Thin hand cracks and off-hand cracks offer complications similar to those of tips and offfinger cracks. Thin hand cracks allow the knuckles on the back of your hand but not the flesh of your hand or a place to tuck your thumb. Placing the thumb down, torquing hard, and moving quickly are keys to using these jams effectively. Off-hand cracks are so wide that no matter how hard you tuck your thumb, torque, and squeeze, the jam feels terrible. Take as much weight off your hands as possible by using your feet well, and move fast.
When cracks get wider than hands, they get annoyingly difficult because hands and feet do not jam in them easily. Fist cracks are too big to get a hand jam, but not big enough to get your arm into. Fist jams are just what they sound like-place your fist in the crack and squeeze. Since flesh is the only thing that is jamming-unlike finger and hand jams, wherein the bone structure is helping-fist jams are notoriously insecure. Your hand orientation is important. Try your palm in or out to see which gives a better jam.
In case you have to make several fist jams in a row, palm in on the top one and palm out on the bottom one will allow you to make longer and hopefully more secure reaches. The lower jam makes a good anchor while you shuffle the upper jam higher in the crack. Fortunately, fist cracks rarely go on forever.
Offwidth cracks are among the hardest to master. Long sections of offwidth climbing can be incredibly difficult and strenuous, and progress is often made millimeters at a time. Still, some aficionados will travel for days when they hear of the latest offwidth test piece. Science has yet to find a cure for this malady.
Offwidths range from just past fist width to those that will accept your body sideways. For narrow offwidths, a combination of fist jam and hand jam, called a hand stack, can make a jam with decent security.

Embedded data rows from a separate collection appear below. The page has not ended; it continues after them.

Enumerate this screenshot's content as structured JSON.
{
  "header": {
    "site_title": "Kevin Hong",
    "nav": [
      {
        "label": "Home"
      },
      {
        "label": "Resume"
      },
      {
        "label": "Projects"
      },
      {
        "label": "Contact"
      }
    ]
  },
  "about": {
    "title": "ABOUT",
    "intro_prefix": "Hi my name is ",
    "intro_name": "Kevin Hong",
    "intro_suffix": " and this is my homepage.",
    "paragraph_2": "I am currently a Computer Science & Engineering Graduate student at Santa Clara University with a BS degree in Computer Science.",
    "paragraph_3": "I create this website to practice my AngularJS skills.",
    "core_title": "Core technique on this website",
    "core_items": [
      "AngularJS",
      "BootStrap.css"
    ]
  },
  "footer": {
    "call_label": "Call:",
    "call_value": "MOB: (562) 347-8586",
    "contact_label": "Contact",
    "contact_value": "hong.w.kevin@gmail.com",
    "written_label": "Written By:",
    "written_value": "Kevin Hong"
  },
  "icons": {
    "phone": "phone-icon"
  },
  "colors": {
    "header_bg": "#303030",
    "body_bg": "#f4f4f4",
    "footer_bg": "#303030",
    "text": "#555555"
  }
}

However, the next move is always a problem because both hands are used on the same hold. Foot stacks and knee jams can give a moment of pause while the hands are repositioned. When the crack is too wide for hand stacks, a host of other techniques come into play, some that allow you to stick in the crack and others, amazingly, that allow some upward progress.
“Arm bars” consist of sticking your entire arm into the crack and trying to oppose your palm, elbow, and shoulder against the sides.
A little wider, and you can get a “chicken wing,” wherein the entire arm is stuffed in, and then the arm bent back out toward the front. This can actually give a very secure jam.
A hard thing about offwidths is often what to do with your “other” arm-the one not buried in the slot. Palming inside the crack at waist level, pushing against the outside edge of the crack, using face holds outside the crack, and other such contortions will often give you a chance to reposition your foot stack and chicken wing, and wiggle upward. Which side of your body you put in an off-width crack is often key to success. There is no real rule here. You will figure it out soon enough.
Chimneys range from the ‘squeeze” type, wherein your whole body can just barely fit in, to huge cracks that take a gymnast’s flexibility to stem across. Chimneys are often not very difficult and allow for fast and frequently really fun climbing. However, if there are no smaller cracks inside to get gear into, they can be impossible to protect. Chimneys are climbed by counter pressure: back against one wall, and hands and knees or feet against the other. In any chimney, the presence of holds inside the crack helps make progress easier.
In narrow chimneys, the back and feet will be against one wall and hands and knees against the other. Progress is made by holding your weight alternately with one set of counter-pressure holds while you move the other: Back and hands hold while feet and knees shuffle up, and then they hold while the back and hands scoot upward.
Wider chimneys allow you to put your back and hands against one wall and your feet against the other. The feet walk up the wall while the hands hold momentarily as the back is repositioned. In really wide chimneys, you have to stem across, with one hand and foot on one wall and the other pair on the other.